Sul punto l’Agenzia delle Entrate:

  • con la Circolare 10.7.2020, n. 20/E, ha fornito una serie di chiarimenti in merito a soggetti interessati / spese agevolabili / modalità e termini di utilizzo del credito;
  • con il Provvedimento 10.7.2020 ha approvato l’apposito modello utilizzabile per la comunicazione delle spese agevolabili sostenute / che il contribuente prevede di sostenere da presentare entro il 7.9.2020;
  • con la Circolare 20.8.2020, n. 25/E ha fornito ulteriori chiarimenti.

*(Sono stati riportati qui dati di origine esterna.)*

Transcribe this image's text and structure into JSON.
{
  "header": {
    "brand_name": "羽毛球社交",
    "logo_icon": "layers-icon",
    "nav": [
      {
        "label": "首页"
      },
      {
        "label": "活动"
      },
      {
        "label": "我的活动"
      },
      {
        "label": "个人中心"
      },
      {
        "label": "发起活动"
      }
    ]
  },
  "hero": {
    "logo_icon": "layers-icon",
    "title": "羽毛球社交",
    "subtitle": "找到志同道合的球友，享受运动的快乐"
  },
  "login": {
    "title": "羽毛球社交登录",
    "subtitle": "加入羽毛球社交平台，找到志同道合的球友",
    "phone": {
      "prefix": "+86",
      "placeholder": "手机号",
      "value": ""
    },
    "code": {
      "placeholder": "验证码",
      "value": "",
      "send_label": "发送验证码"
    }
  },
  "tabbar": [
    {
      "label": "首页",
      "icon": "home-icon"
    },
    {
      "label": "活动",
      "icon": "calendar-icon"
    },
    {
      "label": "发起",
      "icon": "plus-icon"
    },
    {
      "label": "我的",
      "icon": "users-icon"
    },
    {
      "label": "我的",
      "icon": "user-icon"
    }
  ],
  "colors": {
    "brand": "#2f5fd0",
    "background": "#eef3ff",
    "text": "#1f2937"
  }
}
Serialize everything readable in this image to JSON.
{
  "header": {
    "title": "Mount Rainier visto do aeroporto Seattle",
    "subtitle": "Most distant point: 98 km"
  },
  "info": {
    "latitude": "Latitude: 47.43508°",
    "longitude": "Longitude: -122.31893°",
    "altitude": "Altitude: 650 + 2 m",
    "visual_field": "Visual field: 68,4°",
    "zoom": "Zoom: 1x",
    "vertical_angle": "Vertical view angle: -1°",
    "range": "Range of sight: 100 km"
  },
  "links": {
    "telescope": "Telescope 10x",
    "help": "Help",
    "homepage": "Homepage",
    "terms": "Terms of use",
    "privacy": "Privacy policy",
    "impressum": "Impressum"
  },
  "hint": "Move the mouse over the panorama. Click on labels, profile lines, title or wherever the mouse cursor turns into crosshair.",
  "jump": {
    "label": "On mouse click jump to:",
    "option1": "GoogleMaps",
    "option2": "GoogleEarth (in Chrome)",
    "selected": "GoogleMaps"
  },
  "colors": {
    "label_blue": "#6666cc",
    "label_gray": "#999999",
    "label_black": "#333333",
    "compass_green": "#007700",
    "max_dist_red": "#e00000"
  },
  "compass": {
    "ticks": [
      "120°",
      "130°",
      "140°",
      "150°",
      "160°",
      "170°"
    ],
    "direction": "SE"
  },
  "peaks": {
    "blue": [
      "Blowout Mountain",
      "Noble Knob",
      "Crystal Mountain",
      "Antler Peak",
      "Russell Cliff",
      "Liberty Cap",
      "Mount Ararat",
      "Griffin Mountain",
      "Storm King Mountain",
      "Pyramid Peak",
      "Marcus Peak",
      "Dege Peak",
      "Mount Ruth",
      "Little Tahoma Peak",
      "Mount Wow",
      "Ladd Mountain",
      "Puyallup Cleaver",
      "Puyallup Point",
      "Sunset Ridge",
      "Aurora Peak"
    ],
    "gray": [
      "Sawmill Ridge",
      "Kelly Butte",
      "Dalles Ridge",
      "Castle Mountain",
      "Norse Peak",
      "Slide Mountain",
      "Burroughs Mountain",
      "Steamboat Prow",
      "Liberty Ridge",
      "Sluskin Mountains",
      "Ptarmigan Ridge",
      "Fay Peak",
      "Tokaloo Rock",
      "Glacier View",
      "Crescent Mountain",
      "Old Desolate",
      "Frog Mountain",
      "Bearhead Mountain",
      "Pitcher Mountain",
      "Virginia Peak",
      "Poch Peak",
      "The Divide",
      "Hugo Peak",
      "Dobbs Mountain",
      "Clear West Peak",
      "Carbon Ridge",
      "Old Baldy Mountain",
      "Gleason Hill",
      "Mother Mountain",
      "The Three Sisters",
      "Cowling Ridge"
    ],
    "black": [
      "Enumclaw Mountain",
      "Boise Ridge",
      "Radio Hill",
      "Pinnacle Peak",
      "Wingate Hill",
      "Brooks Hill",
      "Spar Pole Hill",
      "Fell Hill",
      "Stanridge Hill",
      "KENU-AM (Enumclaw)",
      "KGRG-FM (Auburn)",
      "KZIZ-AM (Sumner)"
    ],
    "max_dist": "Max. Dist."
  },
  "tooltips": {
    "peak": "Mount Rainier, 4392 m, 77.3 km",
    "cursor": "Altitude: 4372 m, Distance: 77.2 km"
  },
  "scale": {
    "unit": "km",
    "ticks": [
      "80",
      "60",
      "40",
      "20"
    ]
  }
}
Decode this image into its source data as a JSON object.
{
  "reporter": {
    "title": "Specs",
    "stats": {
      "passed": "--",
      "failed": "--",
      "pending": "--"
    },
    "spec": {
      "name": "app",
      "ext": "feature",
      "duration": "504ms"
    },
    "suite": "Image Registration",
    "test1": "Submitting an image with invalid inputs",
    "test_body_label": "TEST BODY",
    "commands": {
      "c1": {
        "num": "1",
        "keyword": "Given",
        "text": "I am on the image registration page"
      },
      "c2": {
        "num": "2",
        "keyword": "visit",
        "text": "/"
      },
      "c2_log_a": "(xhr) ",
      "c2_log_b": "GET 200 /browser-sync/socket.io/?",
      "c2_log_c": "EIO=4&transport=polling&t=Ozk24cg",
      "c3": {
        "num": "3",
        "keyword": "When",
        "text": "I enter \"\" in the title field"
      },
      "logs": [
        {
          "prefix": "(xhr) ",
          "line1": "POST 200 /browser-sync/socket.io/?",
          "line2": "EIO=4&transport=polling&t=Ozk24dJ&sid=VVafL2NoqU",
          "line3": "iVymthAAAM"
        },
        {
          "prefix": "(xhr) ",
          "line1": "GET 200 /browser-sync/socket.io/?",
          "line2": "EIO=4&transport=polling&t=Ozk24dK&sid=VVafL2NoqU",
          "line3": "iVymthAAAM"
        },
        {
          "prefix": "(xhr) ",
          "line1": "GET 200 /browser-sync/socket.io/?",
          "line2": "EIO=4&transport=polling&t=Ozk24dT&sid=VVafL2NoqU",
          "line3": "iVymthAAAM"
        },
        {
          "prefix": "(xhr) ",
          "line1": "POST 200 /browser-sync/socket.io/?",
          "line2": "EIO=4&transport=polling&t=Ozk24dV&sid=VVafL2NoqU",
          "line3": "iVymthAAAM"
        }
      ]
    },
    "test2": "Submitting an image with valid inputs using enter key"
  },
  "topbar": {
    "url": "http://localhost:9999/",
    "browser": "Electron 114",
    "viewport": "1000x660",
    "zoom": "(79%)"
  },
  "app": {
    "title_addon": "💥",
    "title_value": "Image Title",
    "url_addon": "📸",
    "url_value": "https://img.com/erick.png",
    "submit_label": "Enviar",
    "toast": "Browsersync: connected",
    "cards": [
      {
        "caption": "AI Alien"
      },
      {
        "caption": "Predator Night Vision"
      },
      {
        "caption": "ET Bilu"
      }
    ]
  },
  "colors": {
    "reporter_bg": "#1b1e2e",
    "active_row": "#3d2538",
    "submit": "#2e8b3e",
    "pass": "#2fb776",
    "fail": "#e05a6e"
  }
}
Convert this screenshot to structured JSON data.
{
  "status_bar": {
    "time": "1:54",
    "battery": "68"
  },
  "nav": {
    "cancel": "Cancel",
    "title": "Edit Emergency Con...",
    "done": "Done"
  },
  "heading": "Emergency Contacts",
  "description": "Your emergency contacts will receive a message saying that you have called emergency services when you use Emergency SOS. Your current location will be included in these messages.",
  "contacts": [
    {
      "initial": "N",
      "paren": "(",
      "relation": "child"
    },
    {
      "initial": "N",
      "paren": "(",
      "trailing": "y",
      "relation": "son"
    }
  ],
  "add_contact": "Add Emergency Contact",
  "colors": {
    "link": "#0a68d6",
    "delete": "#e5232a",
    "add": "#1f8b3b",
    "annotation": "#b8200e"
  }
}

Considerato che l’ammontare massimo del credito d’imposta fruibile è determinato sulla base della percentuale quantificata “rapportando il limite complessivo di spesa … all’ammontare complessivo dei crediti d’imposta richiesti”, con il Provvedimento 11.9.2020, l’Agenzia ha reso noto che la predetta percentuale risulta pari al 15,6423% (derivante dal rapporto € 200.000.000 / € 1.278.578142)

L’ammontare massimo spettante al beneficiario, quindi, è “limitato” a € 9.385 (60.000 x 15,6423%).